The comprehensive context of PPACA continues to change as more information comes to light
Experts believe the provisions of the Patient Protection and Affordable Care Act (PPACA) could see some alternations once the industry gets through practical implementation in 2014. A bit of trial and error could be in order.
One consequence to consider is the effect on hospitals in states that do not expand Medicaid, which will see a reduction in federal disproportionate share hospital (DSH) payments. The pay cut will be further exacerbated by higher uncompensated care costs. PPACA reduces DSH payments by $18 billion through 2020.
For example, Texas, a longtime opponent of PPACA and a state with 6.2 million uninsured, will not expand Medicaid. Its DHS pay will be reduced nonetheless because PPACA’s design originally assumed all states would expand. By expanding Medicaid, states would see lower uncompensated care costs. Thus, the DSH payment reduction was meant to be balanced out by the lessening of uncompensated care.
“What you’re going to find out is hospitals there are going to start getting reductions in DSH pay while not enjoying the rest of the health reform deal,” says Lynn Shapiro Snyder, Esq., senior member of the healthcare and life sciences and litigation practices of Epstein Becker Green, who spoke at a web conference last month.
Editor's Note - The Centers for Medicare & Medicaid Services (CMS) proposed on May 13 that for the next two years, DSH pay reductions would be based partly on a state’s percentage of uninsured residents. The proposal will also protect funding for increased coverage under Medicaid through waivers. (Updated May 14.)

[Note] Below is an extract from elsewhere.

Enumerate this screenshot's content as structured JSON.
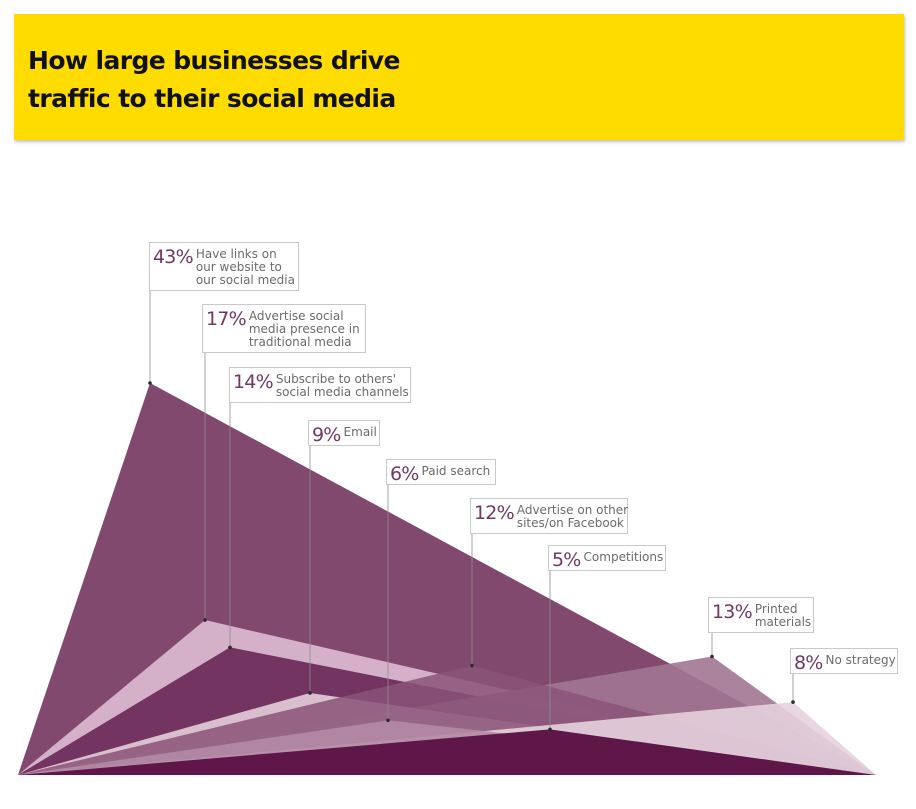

The comprehensive context of PPACA continues to change as more information comes to light. For example, the Congressional Budget Office (CBO) updated its estimate of the number of uninsured Americans. In 2010, CBO estimated 23 million uninsured or 8% of the under-65 population, but this year CBO is now estimating there are 29 million uninsured or 10% of the under-65 population.
The under-65 population itself was adjusted by CBO to a total of 288 million people in the year 2023, up from 284 million in the year 2020.
“Prior to the law, we had 36 million people on Medicaid and about 13 million nongroup individuals,” Snyder says. “What CBO thinks is going to happen with health reform implemented all the way out to 2023, is that we still have 31 million uninsured.”
The 31 million uninsured represent 11% of the under-65 population in 2023. Even with health reform, exchanges and Medicaid expansion, a significant number of people will remain without coverage.
While the qualified health plans (QHPs) have just barely completed their initial product design for the insurance exchanges, the process is going to ripple through the industry between now and October 1 when enrollment begins.
Payers must reimburse fairly to maintain solid networks, but they also must price their products adequately to attract members and sustain their plans. More than 25 million people are expected to shop for private plans in the insurance exchanges.
However, the filing provisions remain in effect for all rate increases and plans will have to justify subsequent premium hikes if they miscalculate prices early on.
“Pricing pressure is now a bully pulpit more than it is a cap,” she says.
Plans must file with the federal government as well as the states and be prepared for denial of rate increases-especially increases of more than 10%. Snyder says the pricing pressure is not just an issue for plans, it also trickles down to what plans can afford to pay providers. It’s difficult to know right now what kind of allowable charges providers can expect when serving members of exchange products, she says.
And with the minimum essential benefits package and the excise tax on plans-another aspect of PPACA to offset new costs associated with increased Medicaid coverage and subsidies-premiums are likely to be volatile the first few years of exchange operations.
Employers remain a key source of healthcare coverage in the United States with more than 160 million still obtaining insurance through their jobs by 2023, according to CBO. Snyder says for all the questions surrounding the employers’ next move, the most concerning question is whether firms will keep offering coverage or send their employees to the exchanges.
“It’s not a mathematical equation,” she says. “There are union issues and employee satisfaction issues around this.”
Employers generally will keep their health benefits if they perceive that they can bend the cost curve. Some firms even bypass insurers by offering onsite health clinics for employees that emphasize wellness and prevention, for example.
One key issue remains for all stakeholders, however.
“The issue is whether you are going to have adequate margin to make a good living, have a return on your investment and not be too close to the line on losses or be so high on gains as to be a target for reductions,” Snyder says.
This news story was updated May 14 to reflect the new CMS proposal.